Mary L. Keifer
The cheerful woman in bright blue is as far removed from one's image of a geek as possible! And yet... Mary Keifer is one of those responsible for designing the computer programmes that make Lockheed Martin's Aegis naval weapon system work.
She got a degree in computer science from Pennsylvania State University at a time when the general public didn't really know what computer science was. Today she is the international director for Aegis “and I never could have envisioned my career trajectory as a new college graduate,” she told me during the Euronaval show held in Paris last month.
So, how did she get there? “In high school I was good at maths but I was also a procrastinator,” she laughs. “So, when I started at Penn State in 1980 and they were offering this subject called 'computer science', I chose it because I hoped I could avoid the calculus I'd certainly have to do if I did pure maths! And I loved it! I found I was doing my homework on the day it was assigned instead of the day it was due! But I did have to do calculus in the end, as well,” she grins.
She went on to earn a Master of Science in computer science at the New Jersey Institute of Technology whilst simultaneously working as a systems engineer for the missile and surface radar division of Radio Corporation of America (RCA) which was developing an integrated missile defence system called Aegis. “I had no idea about defence but that didn’t matter, what they wanted was somebody with STEM [science, technology, engineering, maths] knowledge, which I had. I was designing computer programmes and it was a great fit! I thought I'd be there for two years,” she says. She's now been working on Aegis for 32 years!

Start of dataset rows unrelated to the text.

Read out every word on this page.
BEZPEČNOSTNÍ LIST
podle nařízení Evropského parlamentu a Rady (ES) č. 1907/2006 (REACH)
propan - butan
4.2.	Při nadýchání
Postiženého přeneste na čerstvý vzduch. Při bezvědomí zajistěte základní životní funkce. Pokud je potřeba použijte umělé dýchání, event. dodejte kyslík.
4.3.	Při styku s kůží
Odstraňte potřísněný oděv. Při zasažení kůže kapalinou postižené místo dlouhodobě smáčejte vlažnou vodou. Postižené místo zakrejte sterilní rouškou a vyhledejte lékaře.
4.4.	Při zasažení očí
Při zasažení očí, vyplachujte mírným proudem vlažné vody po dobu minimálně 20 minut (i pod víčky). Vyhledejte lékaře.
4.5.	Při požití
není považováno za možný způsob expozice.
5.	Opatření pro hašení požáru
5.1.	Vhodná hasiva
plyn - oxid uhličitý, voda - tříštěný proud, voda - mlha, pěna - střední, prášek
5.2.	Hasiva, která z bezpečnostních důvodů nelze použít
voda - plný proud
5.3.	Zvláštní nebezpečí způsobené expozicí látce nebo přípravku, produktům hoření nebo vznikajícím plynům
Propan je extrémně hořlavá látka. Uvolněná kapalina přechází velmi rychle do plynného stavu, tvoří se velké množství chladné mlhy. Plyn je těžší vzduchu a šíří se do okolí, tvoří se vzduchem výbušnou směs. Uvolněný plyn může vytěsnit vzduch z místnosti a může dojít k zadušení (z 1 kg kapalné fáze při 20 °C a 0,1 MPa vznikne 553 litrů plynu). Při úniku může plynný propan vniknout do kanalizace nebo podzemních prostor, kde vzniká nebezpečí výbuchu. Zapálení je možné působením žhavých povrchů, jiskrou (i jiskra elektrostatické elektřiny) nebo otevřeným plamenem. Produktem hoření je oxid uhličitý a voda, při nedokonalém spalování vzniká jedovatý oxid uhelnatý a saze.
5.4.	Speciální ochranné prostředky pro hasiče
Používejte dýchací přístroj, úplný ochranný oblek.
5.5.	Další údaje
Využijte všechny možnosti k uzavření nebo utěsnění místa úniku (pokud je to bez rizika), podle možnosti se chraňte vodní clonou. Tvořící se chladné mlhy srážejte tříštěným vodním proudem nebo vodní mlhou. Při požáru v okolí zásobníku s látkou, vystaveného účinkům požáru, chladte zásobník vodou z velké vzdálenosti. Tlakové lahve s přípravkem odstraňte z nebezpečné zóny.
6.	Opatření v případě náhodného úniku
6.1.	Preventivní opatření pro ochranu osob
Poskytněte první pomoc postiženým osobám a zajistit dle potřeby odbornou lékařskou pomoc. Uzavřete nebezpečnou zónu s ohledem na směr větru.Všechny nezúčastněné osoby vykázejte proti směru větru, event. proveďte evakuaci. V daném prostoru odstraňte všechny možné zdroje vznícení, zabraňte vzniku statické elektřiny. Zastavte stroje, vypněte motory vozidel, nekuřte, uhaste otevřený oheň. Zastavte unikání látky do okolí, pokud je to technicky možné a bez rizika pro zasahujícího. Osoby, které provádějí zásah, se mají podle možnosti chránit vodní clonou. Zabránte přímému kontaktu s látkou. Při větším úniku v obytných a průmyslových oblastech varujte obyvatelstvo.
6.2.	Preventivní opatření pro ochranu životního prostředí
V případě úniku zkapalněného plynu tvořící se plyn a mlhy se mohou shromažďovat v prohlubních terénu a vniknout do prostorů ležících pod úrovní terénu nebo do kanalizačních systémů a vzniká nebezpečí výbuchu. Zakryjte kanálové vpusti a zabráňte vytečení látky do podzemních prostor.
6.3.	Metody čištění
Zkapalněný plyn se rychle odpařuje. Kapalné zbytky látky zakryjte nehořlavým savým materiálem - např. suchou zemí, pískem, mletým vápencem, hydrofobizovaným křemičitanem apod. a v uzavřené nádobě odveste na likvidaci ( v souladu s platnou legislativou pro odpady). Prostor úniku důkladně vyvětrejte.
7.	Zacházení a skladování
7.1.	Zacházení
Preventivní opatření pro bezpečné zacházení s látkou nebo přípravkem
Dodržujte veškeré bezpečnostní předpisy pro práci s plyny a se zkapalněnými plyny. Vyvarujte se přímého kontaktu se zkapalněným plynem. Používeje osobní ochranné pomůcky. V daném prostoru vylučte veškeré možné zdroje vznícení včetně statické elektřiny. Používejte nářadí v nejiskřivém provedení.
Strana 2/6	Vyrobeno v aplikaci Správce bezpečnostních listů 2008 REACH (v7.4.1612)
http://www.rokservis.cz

Aegis is a combat system for ships. Using computer and radar technology it can simultaneously attack land targets, submarines and surface ships whilst automatically protecting the fleet against aircraft, cruise and ballistic missiles. It is deployed on more than 100 ships by the navies of the United States, Japan, Spain, Norway, Korea and Australia and is also part of NATO's European missile defence system.
“There were about four women in a team of about 100, but I've always been pretty blind to any 'noise' regarding women in the workplace. When somebody once asked me if it didn't bother me being the only female in a room full of males, I actually had to think about it but thought it was kind of cool,” she remarks. “I got my first real promotion in the 1990s but I queried it, saying that I didn't want the promotion if it was positive discrimination. My boss simply said I was the best qualified person for the job, so I got it because I was the best candidate and not because I was female,” she says.
Mary found the job exciting and interesting but had always wanted to travel “and not just to Ohio!” Before the 1980s were over she got her first professional overseas trip to Japan and later spent three months in Spain working hand-in-hand with Navantia as the technical director of the Aegis programme, a job she held from 1996 until 2002. She still undertakes quite a bit of overseas travel which provides the opportunity to experience cultures around the world.
She is involved in Lockheed Martin's push to try and encourage young women to become engineers. “Twice a year we bring in girls from high schools and pair them up for the day with a woman who works in Lockheed Martin. We explain to them that any curriculum in STEM leads to a multitude of careers and show them that what we do is pretty cool.” I ask how the girls react to the “defence” aspect. “The key word is 'defence',” notes Mary. “When you explain that what we do makes a big difference, that the Aegis fleet is multinational and the countries who've bought it have invested into the system to save lives, then things become clearer.”
Mary's husband also used to work for Lockheed Martin “but he understood that my education and professional experiences offered a lot of career growth potential and so changed his career to work from home to offer more flexibility for our family.” The couple have two children, who are adult now, “and I took full advantage of the maternity leave I was offered each time,” she stresses. After her daughter's birth she returned to the same job, but after the second birth she found a different one for herself within the company. “I find that's quite normal,” she explains, “and I wouldn't want my career path to be decided by somebody else.”
She easily concedes that she would not have had the successful career she's had “without my husband's help.” She explains that when it came to chores “each of us carried part of the load,” and similarly with childcare:“I would make sure the kids got off to school in the morning and he was there when they got off the bus in the afternoon. When our daughter was a baby he would sometimes drop her off at day-care on his way to the airport praying that my flight back to the U.S. would land on time so that I could pick her up in the evening!” But, she smiles, “she was the first grandchild, so quite often my parents-in-law had already picked her up. The extended family is a godsend.”